Independent prognostic value of fascin immunoreactivity in stage I nonsmall cell lung cancer

Fascin-1, the most expressed form of fascin in vertebrate tissues, is an actin-bundling protein that induces cell membrane protrusions and increases motility of normal and transformed epithelial cells. Very few data are available on the role of this protein in nonsmall cell lung cancer (NSCLC). Two hundred and twenty patients with stage I NSCLC and long-term follow-up were evaluated immunocytochemically for fascin expression. Overall, variable fascin immunoreactivity was detected in 98% of 116 squamous cell carcinomas, in 78% of 96 adenocarcinomas, in 83% of six large cell carcinomas, and in the two adenosquamous carcinomas under study. Neoplastic emboli were commonly decorated by the antifascin antibody (P < 0.001), also when the surrounding invasive carcinoma was unreactive.
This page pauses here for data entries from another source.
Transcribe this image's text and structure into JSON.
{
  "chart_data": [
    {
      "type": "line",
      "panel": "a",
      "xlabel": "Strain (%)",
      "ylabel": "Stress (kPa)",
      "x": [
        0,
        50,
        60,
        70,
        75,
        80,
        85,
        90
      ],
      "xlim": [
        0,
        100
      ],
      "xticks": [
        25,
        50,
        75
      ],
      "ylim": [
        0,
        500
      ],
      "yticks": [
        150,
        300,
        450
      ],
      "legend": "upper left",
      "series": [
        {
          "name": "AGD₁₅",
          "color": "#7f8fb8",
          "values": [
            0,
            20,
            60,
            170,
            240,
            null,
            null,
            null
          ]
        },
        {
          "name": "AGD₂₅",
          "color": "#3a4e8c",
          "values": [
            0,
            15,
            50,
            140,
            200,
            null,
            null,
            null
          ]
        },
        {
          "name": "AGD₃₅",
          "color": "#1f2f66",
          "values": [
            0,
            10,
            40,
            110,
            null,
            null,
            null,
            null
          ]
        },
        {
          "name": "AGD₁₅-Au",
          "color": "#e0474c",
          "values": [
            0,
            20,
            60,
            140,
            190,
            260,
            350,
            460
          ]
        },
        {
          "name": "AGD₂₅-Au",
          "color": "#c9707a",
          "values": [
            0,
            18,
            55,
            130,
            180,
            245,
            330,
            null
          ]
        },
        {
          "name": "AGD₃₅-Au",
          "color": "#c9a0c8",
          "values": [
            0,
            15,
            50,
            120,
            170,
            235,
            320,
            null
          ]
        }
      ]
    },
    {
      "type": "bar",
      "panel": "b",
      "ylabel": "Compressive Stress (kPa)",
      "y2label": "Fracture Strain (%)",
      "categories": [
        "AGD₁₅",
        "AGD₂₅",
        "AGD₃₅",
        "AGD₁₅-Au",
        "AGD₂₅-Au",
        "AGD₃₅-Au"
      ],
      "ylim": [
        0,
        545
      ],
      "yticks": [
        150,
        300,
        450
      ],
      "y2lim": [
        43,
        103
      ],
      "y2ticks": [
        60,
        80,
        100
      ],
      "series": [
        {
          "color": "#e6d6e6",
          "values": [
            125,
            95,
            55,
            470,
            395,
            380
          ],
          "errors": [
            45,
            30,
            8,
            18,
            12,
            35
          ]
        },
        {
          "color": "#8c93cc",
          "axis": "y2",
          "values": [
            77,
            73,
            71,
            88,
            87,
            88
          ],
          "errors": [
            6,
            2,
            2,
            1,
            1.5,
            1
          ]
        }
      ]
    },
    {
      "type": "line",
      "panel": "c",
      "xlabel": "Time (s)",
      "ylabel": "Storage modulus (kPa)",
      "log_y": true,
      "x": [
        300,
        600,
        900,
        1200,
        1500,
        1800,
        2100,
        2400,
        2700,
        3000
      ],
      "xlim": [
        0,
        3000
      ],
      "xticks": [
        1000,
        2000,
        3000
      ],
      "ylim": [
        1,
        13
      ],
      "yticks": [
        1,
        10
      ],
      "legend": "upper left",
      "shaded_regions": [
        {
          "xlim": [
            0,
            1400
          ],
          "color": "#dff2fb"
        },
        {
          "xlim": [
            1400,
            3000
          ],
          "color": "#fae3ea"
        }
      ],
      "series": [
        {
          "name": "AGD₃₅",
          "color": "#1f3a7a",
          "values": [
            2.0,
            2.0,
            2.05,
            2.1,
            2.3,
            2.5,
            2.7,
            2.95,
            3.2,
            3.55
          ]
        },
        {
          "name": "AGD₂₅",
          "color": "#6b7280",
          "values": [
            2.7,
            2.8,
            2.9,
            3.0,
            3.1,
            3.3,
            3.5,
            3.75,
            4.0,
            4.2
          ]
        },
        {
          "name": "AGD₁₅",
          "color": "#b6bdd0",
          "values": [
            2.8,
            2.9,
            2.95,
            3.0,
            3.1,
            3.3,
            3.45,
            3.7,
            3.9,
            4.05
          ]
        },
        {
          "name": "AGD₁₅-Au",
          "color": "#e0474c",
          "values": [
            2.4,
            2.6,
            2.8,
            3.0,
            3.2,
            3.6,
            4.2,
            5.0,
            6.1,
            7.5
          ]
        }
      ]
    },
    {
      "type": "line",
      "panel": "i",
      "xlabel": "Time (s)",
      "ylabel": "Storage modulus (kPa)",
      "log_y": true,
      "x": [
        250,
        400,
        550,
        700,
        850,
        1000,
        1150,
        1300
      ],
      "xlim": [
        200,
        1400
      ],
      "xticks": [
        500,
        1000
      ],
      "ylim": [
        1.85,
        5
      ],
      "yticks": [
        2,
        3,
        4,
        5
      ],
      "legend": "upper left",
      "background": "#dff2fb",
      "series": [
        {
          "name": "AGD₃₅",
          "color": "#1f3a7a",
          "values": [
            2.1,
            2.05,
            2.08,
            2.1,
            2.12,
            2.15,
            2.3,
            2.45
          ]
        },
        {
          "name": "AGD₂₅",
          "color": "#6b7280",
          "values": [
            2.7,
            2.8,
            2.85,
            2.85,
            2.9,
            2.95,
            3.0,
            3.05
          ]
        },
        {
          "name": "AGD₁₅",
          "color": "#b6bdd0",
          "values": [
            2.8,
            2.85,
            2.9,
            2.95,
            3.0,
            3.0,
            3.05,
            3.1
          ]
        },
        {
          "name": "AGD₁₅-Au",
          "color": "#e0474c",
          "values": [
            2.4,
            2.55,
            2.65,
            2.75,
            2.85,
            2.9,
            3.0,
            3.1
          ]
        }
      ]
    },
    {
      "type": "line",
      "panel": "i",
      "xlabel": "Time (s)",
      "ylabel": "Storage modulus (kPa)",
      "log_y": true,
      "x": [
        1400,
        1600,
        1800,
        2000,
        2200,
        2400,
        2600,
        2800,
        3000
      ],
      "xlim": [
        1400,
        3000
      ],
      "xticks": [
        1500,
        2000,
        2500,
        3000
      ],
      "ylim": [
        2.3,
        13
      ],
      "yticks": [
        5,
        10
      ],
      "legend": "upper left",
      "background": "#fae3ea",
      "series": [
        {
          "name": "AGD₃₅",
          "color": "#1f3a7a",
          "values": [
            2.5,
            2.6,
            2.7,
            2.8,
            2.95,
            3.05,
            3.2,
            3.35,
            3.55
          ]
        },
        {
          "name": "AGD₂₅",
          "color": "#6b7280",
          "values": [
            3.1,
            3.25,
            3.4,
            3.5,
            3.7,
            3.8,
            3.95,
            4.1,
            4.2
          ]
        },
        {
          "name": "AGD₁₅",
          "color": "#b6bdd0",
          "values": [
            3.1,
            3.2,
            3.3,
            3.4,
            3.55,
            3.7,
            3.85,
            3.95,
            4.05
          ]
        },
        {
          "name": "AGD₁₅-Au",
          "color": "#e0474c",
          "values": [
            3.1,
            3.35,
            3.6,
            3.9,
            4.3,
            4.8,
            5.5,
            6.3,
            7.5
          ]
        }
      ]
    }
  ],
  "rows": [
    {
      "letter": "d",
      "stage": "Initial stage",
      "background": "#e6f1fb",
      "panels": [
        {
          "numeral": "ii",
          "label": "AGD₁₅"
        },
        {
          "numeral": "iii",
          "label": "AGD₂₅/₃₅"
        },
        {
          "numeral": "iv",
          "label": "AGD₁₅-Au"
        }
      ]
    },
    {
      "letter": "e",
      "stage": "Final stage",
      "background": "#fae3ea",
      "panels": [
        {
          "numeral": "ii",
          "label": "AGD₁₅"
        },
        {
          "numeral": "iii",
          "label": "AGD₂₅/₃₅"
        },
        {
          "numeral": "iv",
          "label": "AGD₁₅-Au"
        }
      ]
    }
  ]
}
Fascin immunoreactivity correlated with high tumour grade (P = 0.017) and, in adenocarcinomas, with high Ki-67 labelling index (P = 0.021). Adenocarcinomas with a prevalent bronchiolo-alveolar in situ component were less commonly immunoreactive for fascin than invasive tumours (P = 0.005). Contralateral thoracic or distant metastases were associated significantly with diffuse (> 60% immunoreactive tumour cells) fascin expression in adenocarcinomas (P = 0.043), and marginally with strong fascin immunostaining in squamous cell carcinomas (P = 0.13). No associations were noted with any other clinicopathological variables tested, Patients with tumours showing diffuse (> 60% immunoreactive neoplastic cells) and/or strong immunoreactivity for fascin had a shorter survival (P = 0.006 for adenocarcinomas and P = 0.026 for squamous cell carcinomas), even after multivariate analysis (P = 0.014 and 0.050, respectively). The current study documents for the first time that fascin is upregulated in invasive and more aggressive NSCLC, being an independent prognostic predictor of unfavourable clinical course of the disease. Targetting the fascin pathway could be a novel therapeutic strategy of NSCLC. (C) 2003 Cancer Research UK.